Thursday, June 29, 2017

"The night is for the dead"

Hilary Mantel on why she became a historical novelist (this is A Place of Greater Safety, her novel of Robespierre, which I remember reading at the recommendation of my brilliant teacher Simon Schama circa 1993):
I wasn’t after quick results. I was prepared to look at all the material I could find, even though I knew it would take years, but what I wasn’t prepared for were the gaps, the erasures, the silences where there should have been evidence.

These erasures and silences made me into a novelist, but at first I found them simply disconcerting. I didn’t like making things up, which put me at a disadvantage. In the end I scrambled through to an interim position that satisfied me. I would make up a man’s inner torments, but not, for instance, the colour of his drawing room wallpaper.

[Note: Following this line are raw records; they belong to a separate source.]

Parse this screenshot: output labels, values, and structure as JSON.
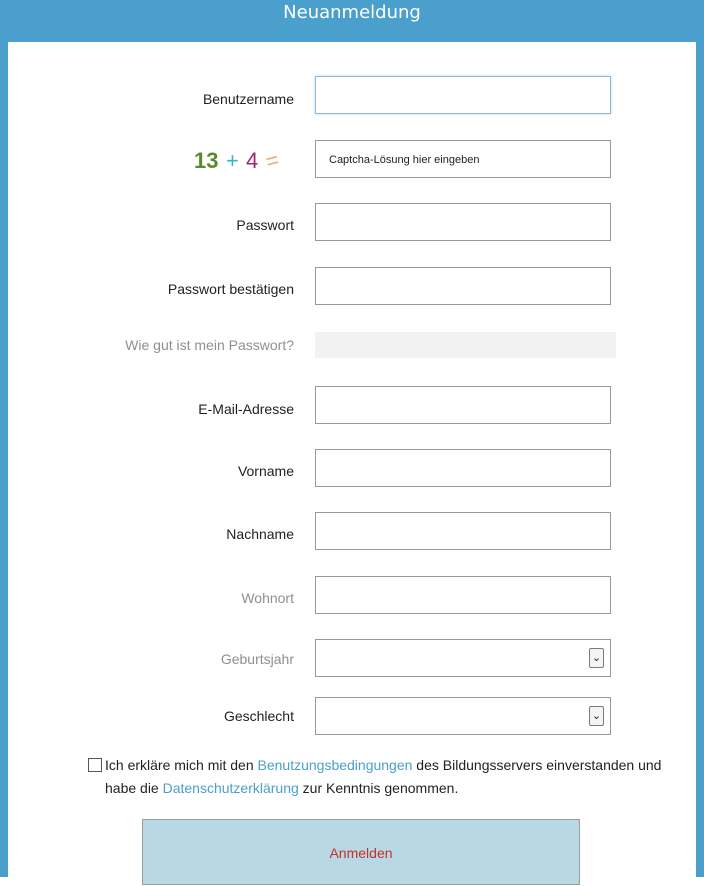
{
  "header": {
    "title": "Neuanmeldung"
  },
  "form": {
    "username_label": "Benutzername",
    "username_value": "",
    "captcha_text": [
      "13",
      "+",
      "4",
      "="
    ],
    "captcha_placeholder": "Captcha-Lösung hier eingeben",
    "password_label": "Passwort",
    "password_confirm_label": "Passwort bestätigen",
    "strength_label": "Wie gut ist mein Passwort?",
    "email_label": "E-Mail-Adresse",
    "firstname_label": "Vorname",
    "lastname_label": "Nachname",
    "city_label": "Wohnort",
    "birthyear_label": "Geburtsjahr",
    "gender_label": "Geschlecht",
    "select_arrow": "⌄"
  },
  "terms": {
    "part1": "Ich erkläre mich mit den ",
    "terms_link": "Benutzungsbedingungen",
    "part2": " des Bildungsservers einverstanden und habe die ",
    "privacy_link": "Datenschutzerklärung",
    "part3": " zur Kenntnis genommen."
  },
  "submit": {
    "label": "Anmelden"
  },
  "colors": {
    "accent": "#4a9fcc",
    "button_bg": "#b7d8e4",
    "button_text": "#c4322c"
  }
}
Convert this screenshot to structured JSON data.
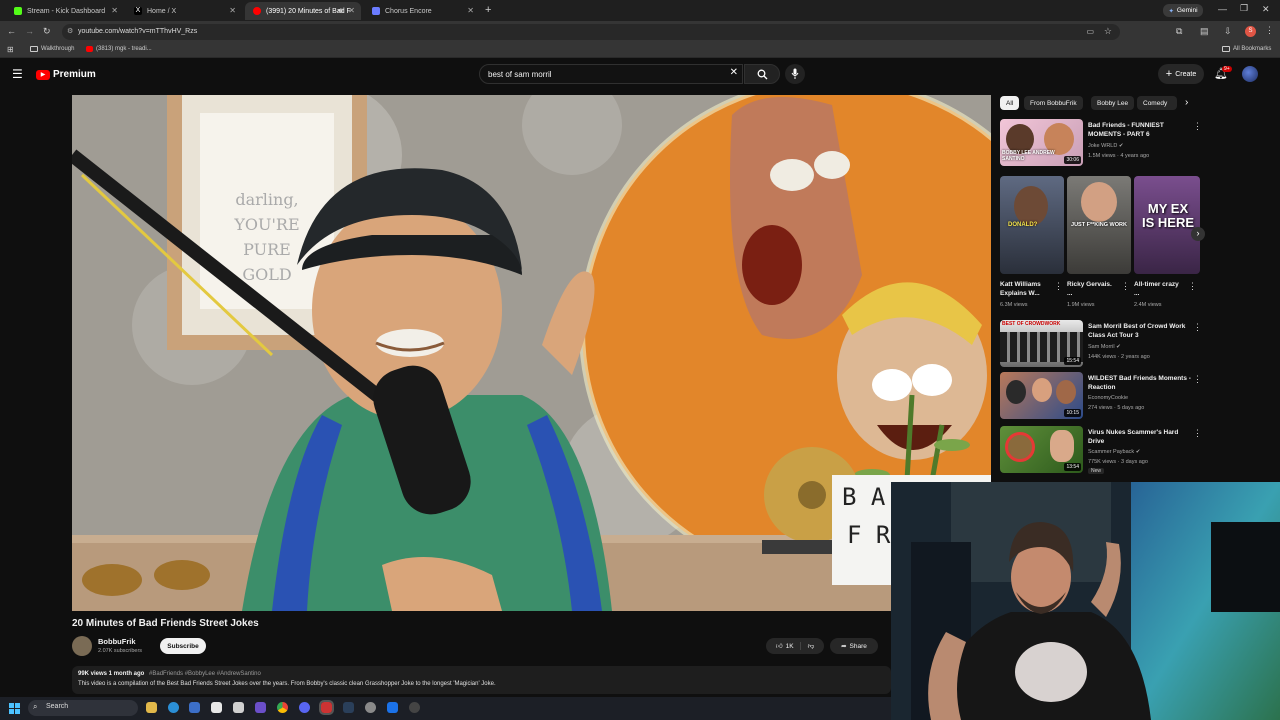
{
  "browser": {
    "tabs": [
      {
        "label": "Stream - Kick Dashboard",
        "color": "#53fc18"
      },
      {
        "label": "Home / X",
        "color": "#ffffff"
      },
      {
        "label": "(3991) 20 Minutes of Bad F",
        "color": "#ff0000"
      },
      {
        "label": "Chorus Encore",
        "color": "#6b7cff"
      }
    ],
    "gemini_label": "Gemini",
    "url": "youtube.com/watch?v=mTThvHV_Rzs",
    "bookmarks": [
      {
        "label": "Walkthrough"
      },
      {
        "label": "(3813) mgk - treadi..."
      }
    ],
    "all_bookmarks_label": "All Bookmarks"
  },
  "youtube": {
    "logo_text": "Premium",
    "search_value": "best of sam morril",
    "create_label": "Create",
    "notif_badge": "9+",
    "chips": [
      "All",
      "From BobbuFrik",
      "Bobby Lee",
      "Comedy"
    ]
  },
  "player": {
    "sign_text": "darling, YOU'RE PURE GOLD",
    "card_text": "BAD FRI"
  },
  "video": {
    "title": "20 Minutes of Bad Friends Street Jokes",
    "channel": "BobbuFrik",
    "subscribers": "2.07K subscribers",
    "subscribe_label": "Subscribe",
    "likes": "1K",
    "share_label": "Share",
    "views_date": "99K views  1 month ago",
    "hashtags": "#BadFriends #BobbyLee #AndrewSantino",
    "description": "This video is a compilation of the Best Bad Friends Street Jokes over the years. From Bobby's classic clean Grasshopper Joke to the longest 'Magician' Joke."
  },
  "recommendations": [
    {
      "title": "Bad Friends - FUNNIEST MOMENTS - PART 6",
      "channel": "Joke WRLD",
      "verified": true,
      "meta": "1.5M views · 4 years ago",
      "duration": "30:06",
      "thumb_text": "BOBBY LEE ANDREW SANTINO"
    },
    {
      "title": "Sam Morril Best of Crowd Work Class Act Tour 3",
      "channel": "Sam Morril",
      "verified": true,
      "meta": "144K views · 2 years ago",
      "duration": "15:54",
      "thumb_text": "BEST OF CROWDWORK"
    },
    {
      "title": "WILDEST Bad Friends Moments - Reaction",
      "channel": "EconomyCookie",
      "verified": false,
      "meta": "274 views · 5 days ago",
      "duration": "10:15",
      "badge": ""
    },
    {
      "title": "Virus Nukes Scammer's Hard Drive",
      "channel": "Scammer Payback",
      "verified": true,
      "meta": "775K views · 3 days ago",
      "duration": "13:54",
      "badge": "New"
    }
  ],
  "shorts": [
    {
      "title": "Katt Williams Explains W...",
      "views": "6.3M views",
      "thumb_text": "DONALD?"
    },
    {
      "title": "Ricky Gervais. ...",
      "views": "1.9M views",
      "thumb_text": "JUST F**KING WORK"
    },
    {
      "title": "All-timer crazy ...",
      "views": "2.4M views",
      "thumb_text": "MY EX IS HERE"
    }
  ],
  "taskbar": {
    "search_label": "Search"
  }
}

Because his thoughts can only be conjectured. Even if he was a diarist or a confessional writer, he might be self-censoring. But the wallpaper – someone, somewhere, might know the pattern and colour, and if I kept on pursuing it I might find out. Then – when my character comes home weary from a 24-hour debate in the National Convention and hurls his dispatch case into a corner, I would be able to look around at the room, through his eyes. When my book eventually came out, after many years, one snide critic – who was putting me in my place, as a woman writing about men doing serious politics – complained there was a lot in it about wallpaper. Believe me, I thought, hand on heart, that there was not nearly enough.

1 comment:

  1. The entire series of Mantel's Reith Lectures is well worth listening to. To those who may find her voice a touch off-putting, don't let it bother you: the substance is excellent.